Colin Finkle writing in a Moleskine notebookI am an industrial designer: a professional that formulates plans to build objects that are both functional and beautiful. Developing those plans, or designs, can be broken down to the 5 areas of:

1) Research
2) Ideation
3) Develop
4) Style
5) Manufacture
6) Document

Finding what the consumer wants or what problems they want solved is the main goal of the product research I do. But I also find all facts and factors that may effect the design. This research can include surveys, observation, interviews, product history, patents, life cycle analysis and environmental issues. The research builds a framework to be used throughout the design process.

This is the part of the process I most enjoy. The research framework is a box I fill with my ideas for what the product should be, should do, or should solve. I create these ideas in brainstorming sessions, where I use sketches and notes to capture a new idea every 3 minutes or so. I jot down all ideas, and wait to filter out good ideas after I have escaped and reviewed the research. When I have found around 3 good ideas, I develop them further, and then sketch or render them to show to a superior or a client. Having strong and diverse set of ideas is the most important factor in finding the best solution for the company, and the consumer.

The idea is just the beginning of the design. The idea needs to be shaped into a manufacturable, commercially viable product for the company. I sketch the product over and over. I conceptually test the product using use scenarios: a story of sketches of people using the product. I also physically test the product with mock up models put in the hands of real users. The idea is defined into a shape, or form, that is best suited for the job.

A functional form of a product is only one half of a truly elegant solution; the other half is a look and feel that speaks people on an aesthetic level.

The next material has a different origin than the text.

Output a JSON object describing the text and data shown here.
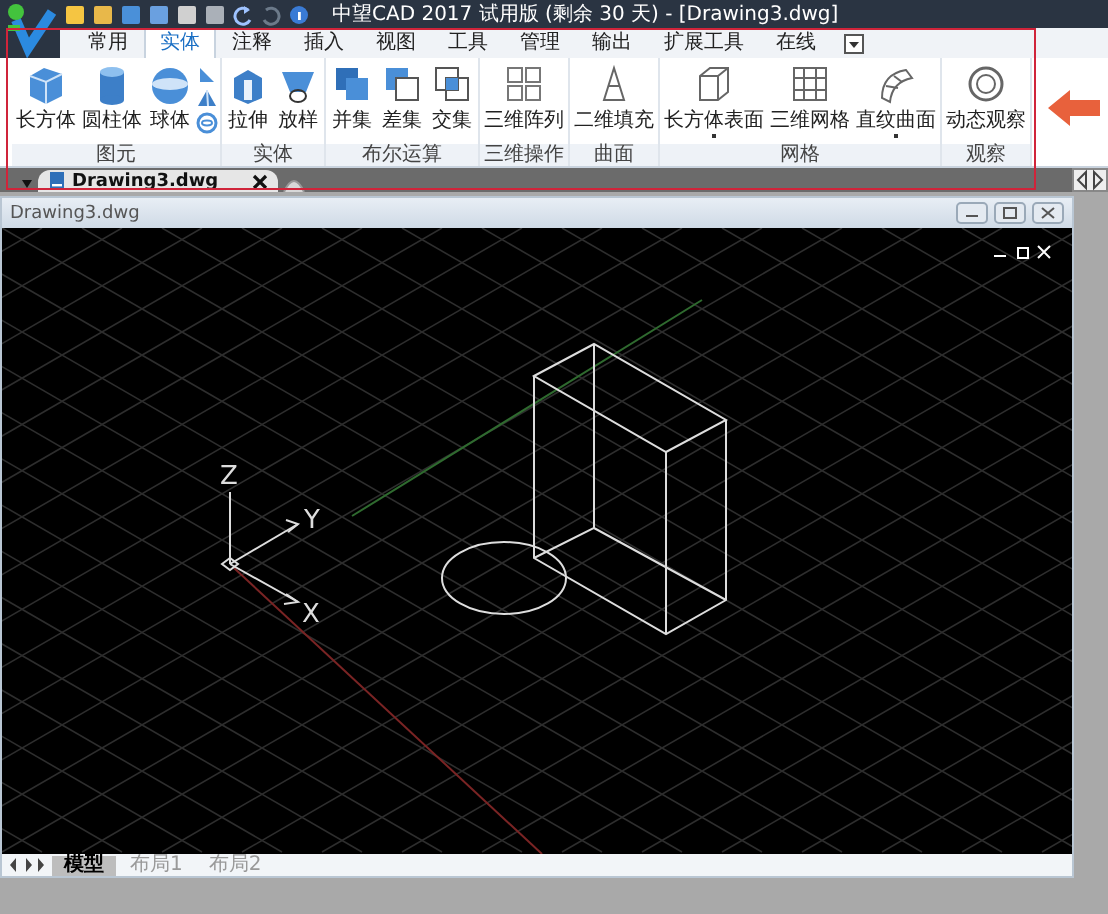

When a product is an extension of a person’s personality or style, it becomes cherished on another level. While I think of the style all along, it becomes the focus in the end. Branding is a large part of the styling of a product; from every angle the product should be recognizable as “Brand X.” This builds the brand’s value, or equity, by reminding the consumer of the company that brings them their positive experience. I develop the style by sketching variations, or iterations, of the product over and over, and present styles to the client to make sure it is perfect look for their brand.

Once the function, form and style have been defined, it becomes time to have the product produced. I know many processes and types of machinery that make products, and research those I am not familiar as part of the research phase. This is why I am an ‘industrial’ designer; the industrial part of my title is because of my knowledge of the ‘industrial’ processes. I keep this knowledge in mind throughout the process, so the form and style have been designed around the machinery and people that will eventually produce it. There is nearly always multiple manufacturing companies in any product, so they need to be coordinated. To coordinate them I use plans, or technical drawings, and 3D computer data, or CAD models. This also requires a lot of communication between designer an manufacturer, about pricing quotes, prototypes, and samples.

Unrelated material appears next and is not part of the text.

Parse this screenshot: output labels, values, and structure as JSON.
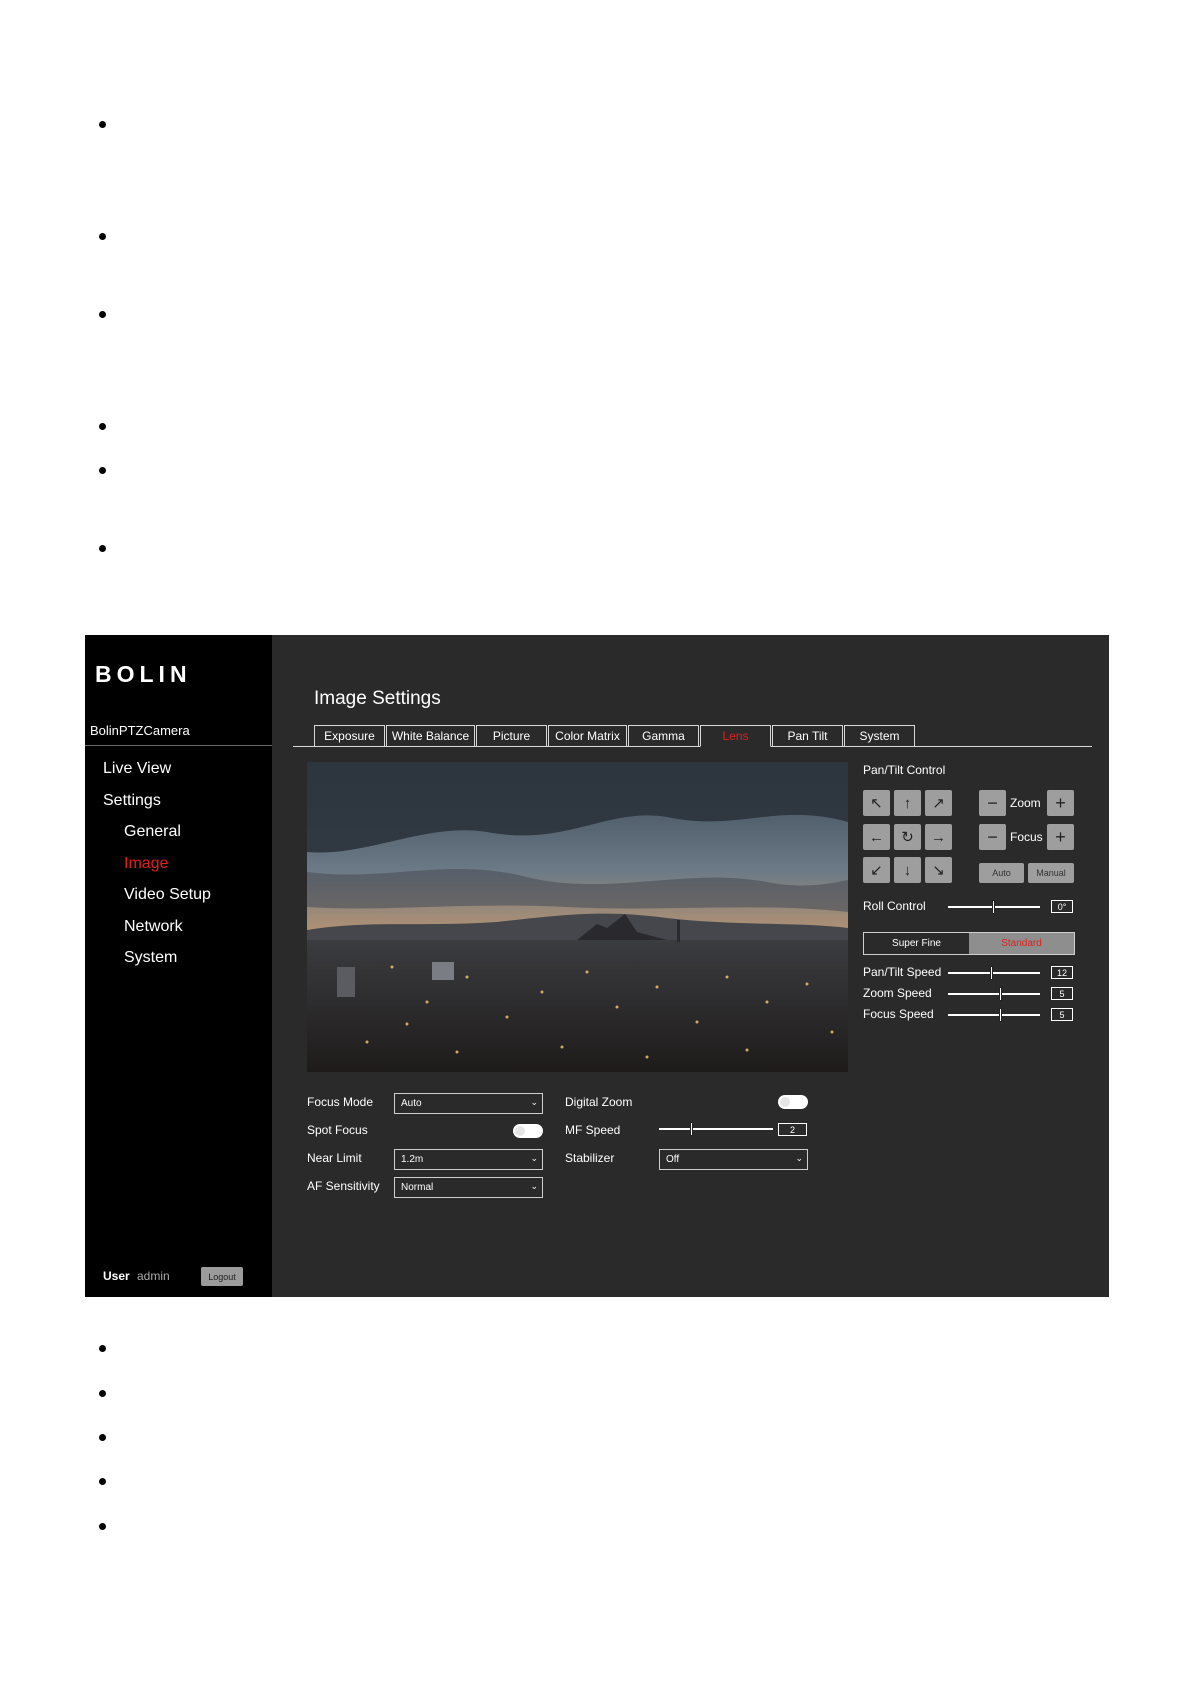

The work doesn’t stop once the products are on their way to launch; the process needs to be documented to capitalize on the successes and lessons learned from the project. It can also important legally to show due diligence in the design process. This means compiling all research, scanning sketches, gathering test photographs, and describing the process and what thinking there was behind design decisions. This is then made into a nice, readable report for future reference. This is a nice retrospective end to the project where I can learn and grow to be a better designer in the future.